Movimentos da organização internacional conhecida como Via Campesina foram às ruas de Brasília para protestar contra o agronegócio na manhã desta quinta-feira (14). A ação, que ocorreu em frente à sede da Associação Brasileira dos Produtores de Soja (Aprosoja), no Lago Sul, teve como objetivo denunciar o papel que o agronegócio desempenha para o crescimento da fome, da miséria e do preço dos alimentos no Brasil.
“Soja não enche prato. Bolsonaro financia a fome. Bolsoagro é fome. Aprosoja é fome. Agro é morte”, diziam os cartazes erguidos pelos manifestantes.
Integraram a manifestação o Movimento dos Trabalhadores Rurais Sem Terra (MST), o Movimento pela Soberania Popular na Mineração(MAM), o Movimento dos Atingidos por Barragens (MAB), a Pastoral da Juventude Rural (PJR), o Movimento dos Pequenos Agricultores (MPA), o Movimento de Mulheres Camponesas (MMC), a Coordenação Nacional de Articulação de Quilombos (CONAQ) e Movimento das Pescadoras e Pescadores Artesanais (MPP).
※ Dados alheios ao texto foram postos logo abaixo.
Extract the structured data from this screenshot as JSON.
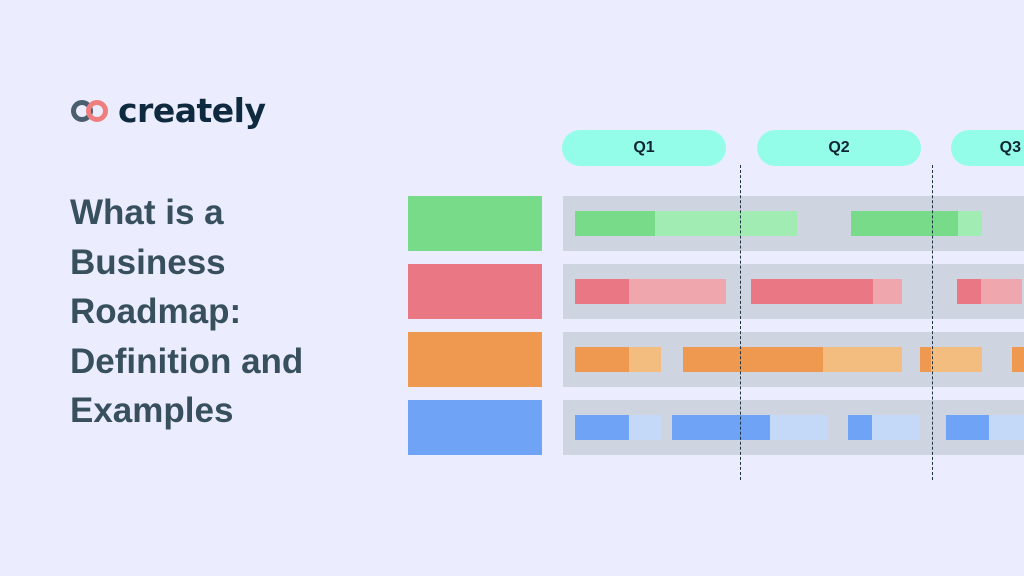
{
  "brand": {
    "name": "creately",
    "logo_colors": [
      "#4b5e70",
      "#ef7f7f"
    ]
  },
  "title_lines": [
    "What is a",
    "Business",
    "Roadmap:",
    "Definition and",
    "Examples"
  ],
  "quarters": [
    "Q1",
    "Q2",
    "Q3"
  ],
  "colors": {
    "background": "#ebedfe",
    "quarter_pill": "#94fde9",
    "track": "#ced5e0",
    "rows": [
      {
        "dark": "#78db89",
        "light": "#a1ecb2"
      },
      {
        "dark": "#e97884",
        "light": "#efa6ad"
      },
      {
        "dark": "#ef984f",
        "light": "#f3bd80"
      },
      {
        "dark": "#6fa3f5",
        "light": "#c4d9f7"
      }
    ]
  }
}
Procurada pelo Metrópoles, a Aprosoja ainda não se manifestou sobre as acusações. Seu presidente, Antonio Galvan, é suspeito de financiar os atos antidemocráticos de caráter golpista do sete de setembro. O empresário chegou inclusive a ser alvo de mandados de busca e apreensão expedidos pelo Supremo Tribunal Federal por conta disso, e teve R$20 milhões bloqueados às vésperas do incidente.